The clock could distinctly be heard from where I was sitting. Each second represented a different thought swirling in my mind. To distract myself I glanced around, but the photos that took up most of the wall space seemed bleak and mundane. I was waiting for my boyfriends cast to be fitted as he had sustained a bad injury a few days earlier in a soccer game, and I was thinking of how stressful of a week it had been. The same thought occupied my mind, what had he done to deserve this? He has a positive attitude everyday, is the kindest person, works his ass off, and he received this injury. The doctors had actually told him he had done his ACL but the scans came back that it was other ligaments and didn’t require surgery. That was a relief, but we were still feeling despondent and glum.
So whilst I was sitting in that waiting room, a mum and daughter came in. The girl was disabled, and had extreme trouble walking in, her feet turned inwards and dragged across the floor. I hopped across onto another seat so they could sit together, then the mum said with a smile, ‘oh don’t worry, she’s going to play with the toys, she knows the drill.’ I smiled back yet my whole stomach has sunk. Here I was thinking that we had gone through something emotional, when people have to fight a battle every single day just to live a normal life. Matt’s injury was instantly put into perspective for me. I thanked my stars that he hadn’t done an injury where his future would be a struggle.

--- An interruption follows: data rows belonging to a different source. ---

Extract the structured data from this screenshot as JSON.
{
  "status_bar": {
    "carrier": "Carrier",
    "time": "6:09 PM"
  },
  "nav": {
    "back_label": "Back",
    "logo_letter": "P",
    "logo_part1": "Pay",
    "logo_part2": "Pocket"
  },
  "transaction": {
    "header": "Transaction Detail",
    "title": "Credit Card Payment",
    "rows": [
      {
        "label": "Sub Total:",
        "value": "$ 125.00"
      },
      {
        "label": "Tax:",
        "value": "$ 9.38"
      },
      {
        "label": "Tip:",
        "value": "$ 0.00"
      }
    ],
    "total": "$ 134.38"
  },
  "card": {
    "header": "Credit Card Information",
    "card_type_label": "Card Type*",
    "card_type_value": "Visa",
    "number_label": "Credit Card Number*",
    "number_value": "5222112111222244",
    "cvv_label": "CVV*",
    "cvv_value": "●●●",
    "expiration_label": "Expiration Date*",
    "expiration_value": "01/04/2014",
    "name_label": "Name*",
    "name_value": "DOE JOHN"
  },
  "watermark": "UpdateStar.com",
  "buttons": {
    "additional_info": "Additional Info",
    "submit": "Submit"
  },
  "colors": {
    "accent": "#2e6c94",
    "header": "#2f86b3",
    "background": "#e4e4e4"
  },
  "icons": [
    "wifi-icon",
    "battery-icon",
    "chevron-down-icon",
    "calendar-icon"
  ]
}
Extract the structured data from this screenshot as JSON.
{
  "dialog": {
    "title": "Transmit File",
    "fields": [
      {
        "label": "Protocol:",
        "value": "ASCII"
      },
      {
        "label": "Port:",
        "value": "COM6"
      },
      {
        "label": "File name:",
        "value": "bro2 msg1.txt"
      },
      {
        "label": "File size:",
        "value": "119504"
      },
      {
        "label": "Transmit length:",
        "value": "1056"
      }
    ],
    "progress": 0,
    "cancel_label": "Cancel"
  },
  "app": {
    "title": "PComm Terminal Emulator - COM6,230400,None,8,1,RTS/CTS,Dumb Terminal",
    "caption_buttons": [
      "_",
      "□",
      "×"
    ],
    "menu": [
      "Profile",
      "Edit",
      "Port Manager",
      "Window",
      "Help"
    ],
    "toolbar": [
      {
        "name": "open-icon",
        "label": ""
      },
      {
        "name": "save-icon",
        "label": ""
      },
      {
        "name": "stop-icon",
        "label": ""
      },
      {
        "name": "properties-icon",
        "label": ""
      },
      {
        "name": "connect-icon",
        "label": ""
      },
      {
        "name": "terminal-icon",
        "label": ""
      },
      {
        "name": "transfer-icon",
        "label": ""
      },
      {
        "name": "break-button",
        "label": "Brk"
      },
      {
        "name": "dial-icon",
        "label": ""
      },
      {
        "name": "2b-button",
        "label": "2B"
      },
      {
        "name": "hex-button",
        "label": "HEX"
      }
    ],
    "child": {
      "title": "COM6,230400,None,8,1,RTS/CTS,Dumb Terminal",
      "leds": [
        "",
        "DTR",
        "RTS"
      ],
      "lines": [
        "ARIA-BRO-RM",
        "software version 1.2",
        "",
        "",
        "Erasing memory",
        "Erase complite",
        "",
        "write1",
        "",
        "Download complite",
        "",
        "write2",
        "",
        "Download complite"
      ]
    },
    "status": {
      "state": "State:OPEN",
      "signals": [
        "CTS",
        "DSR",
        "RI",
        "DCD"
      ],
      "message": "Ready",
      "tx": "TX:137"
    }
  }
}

That night Matt and I talked about the law of attraction, which says that you bring every negative thing into your life, which basically means you deserve every bad thing that happens to you because you brought it on through negative thinking.
I wondered out loud, ‘what about children with cancer, or disabilities? How can someone possibly bring something that terrible onto themselves, when children are the epitome of innocence and carelessness?’
How does the law of attraction work when some people can ease their shower to the perfect temperature whilst others don’t have clean water to drink?
Going through this tough week has made me realise how lucky I have it.
Can we see the beautiful world around us every day?
Can we feel love and warmth and happiness?
Can we easily walk, either with freedom or without injury?
Can we talk freely, without being scared of what may happen to you if you speak the truth?
Can we feel a tender touch, the sun and breeze on our skin?
Can we eat every day?
It was a difficult week and there’s a lot of hard work ahead for my boyfriend with rehab; but everyone around me is healthy and happy, and I am SO thankful for it.